Le vélo, une filière qui explose dans laquelle la Région Auvergne Rhône Alpes peut s'investir

Depuis le début de la crise sanitaire, l’utilisation du vélo a connu un essor sans précédent. Sa filière économique est pourvoyeuse de nombreux intérêts locaux et la Région dispose de nombreuses compétences permettant son développement.

© Radio France/Maxppp

Si seuls EELV, le PS et LERM ont, pour le moment, répondu aux sollicitations du Collectif Vélo-Auvergne-Rhône-Alpes, Nicolas Frasie, son porte-parole, se montre satisfait. « On est la région avec le plus de listes investis sur la question » explique-t-il.

Lui connait toutes les pistes dont les politiques pourraient s’investir pour placer le vélo au cœur de leur campagne électorale. Son association a fourni aux candidats une liste de propositions pour accroitre son importance dans la région. Mais, si le vélo est loin d’être le sujet de toutes les conversations durant la campagne, il dispose de nombreux atouts pour devenir un sujet de poids.

Explosion de son utilisation depuis la crise sanitaire, tissu industriel et savoir-faire encore présents sur le territoire, les portes d’entrée ne manquent pas pour évoquer le sujet. Depuis 2018 en 2020, le nombre de déplacements en vélo sur la Métropole de Lyon est passé, par exemple, de 25 à 30 millions.

Un chiffre qui s’explique certes par la crise sanitaire et l’intérêt soudain que porte la population à ce type de transport, mais qui est aussi en constante progression depuis plusieurs années. « Avant, c’était un secteur de niche, c’est dorénavant une véritable filière de consommation » affirme Anne-Sophie Caistiker, co-fondatrice du Cluster MAD, une association regroupant de nombreux acteurs du secteur des mobilités durables.

Une filière économique prometteuse

Selon elle, si du chemin a été parcouru et « aurait pu être fait avant », il reste encore deux axes sur laquelle la région peut s’investir : la ré-industrialisation de la filière en France et la formation à des métiers qualifiés de mobilités douces.

 « Beaucoup de nos pièces détachés viennent encore de l’étranger alors qu’elles pourraient être produites en France », explique-t-elle. Pourtant, la région « a su maintenir un tissu industriel conséquent et on dispose encore de nombreux savoir-faire » poursuit-elle.
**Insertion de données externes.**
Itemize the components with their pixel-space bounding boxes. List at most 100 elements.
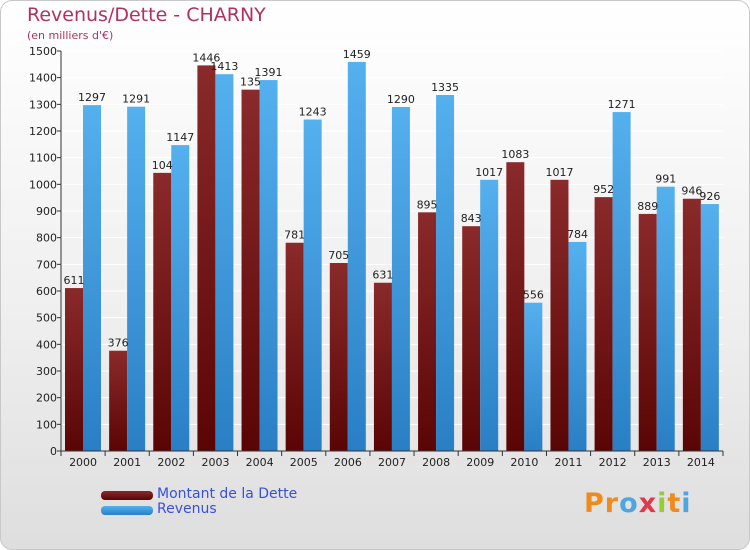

Chose qui se vérifie, dans son panorama sur la filière industrielle du vélo en AURA, la région met en avant sa première place en termes d’emploi dans le secteur de la production, grâce notamment à de puissants acteurs, comme  par exemple la marque Mavic en Haute-Savoie.

Mais la production n’est pas le seul axe de réflexion. « Avec le boom du vélo, les secteurs de services autours de lui se développe et certains nouveaux métiers manquent de formation, dont la région à la compétence » avance Anne-Sophie Caistiker. « Typiquement, savoir reconditionner un vélo électrique est une compétence que l’on ne peut apprendre dans aucune formation. », poursuit-elle.

La Région très compétente sur le sujet

Au-delà de la filière économique, la Région dispose également de nombreux levier pour favoriser la pratique du vélo, sous toutes ces formes. « Cela va des mobilités en pourvoyant les gares et les trains TER d’équipement dédiés, en passant par l’incitation en installant des ateliers de d’autoréparation dans les lycées, ou encore le tourisme en continuant de développer la Via Roma » s’exclame Nicolas Frasie.

Des idées parmi d’autres dont la Région pourrait s’investir, d’autant plus « qu’il y a des attentes, il suffit d’aller voir le @Monvélodansletrain sur Twitter pour s’en rendre compte » ajoute-t-il. « Le système vélo nécessite des infrastructures importante et aujourd’hui elles ne sont pas forcément là ou adaptés ».

A cela s’ajoute le fait que la Région ait récemment obtenue une compétence supplémentaire. Partout où les communautés de commune ne s’empare pas de leurs compétences de voirie, la Région prend dorénavant le pouvoir, et donc le pouvoir sur le développement, ou non, d’infrastructures cyclistes.

Les possibilités sont donc très nombreuses pour la Région de s’investir de la question vélo. Mais si le Collectif vélo-Auvergne-Rhône-Alpes et les Cluster MAD n’ont reçu respectivement que trois et une réponse des sept listes en course à leur proposition, « c’est aussi probablement car nous sommes encore en début de campagne » avance Nicolas Frasie. Mais pour lui comme pour Anne-Sophie Caistiker, pas d'inquiétude : le sujet touche également les franches de la population, « il n’est plus partisan comme à une époque ».

Verdict le 27 juin pour savoir si le vélo aura fait campagne.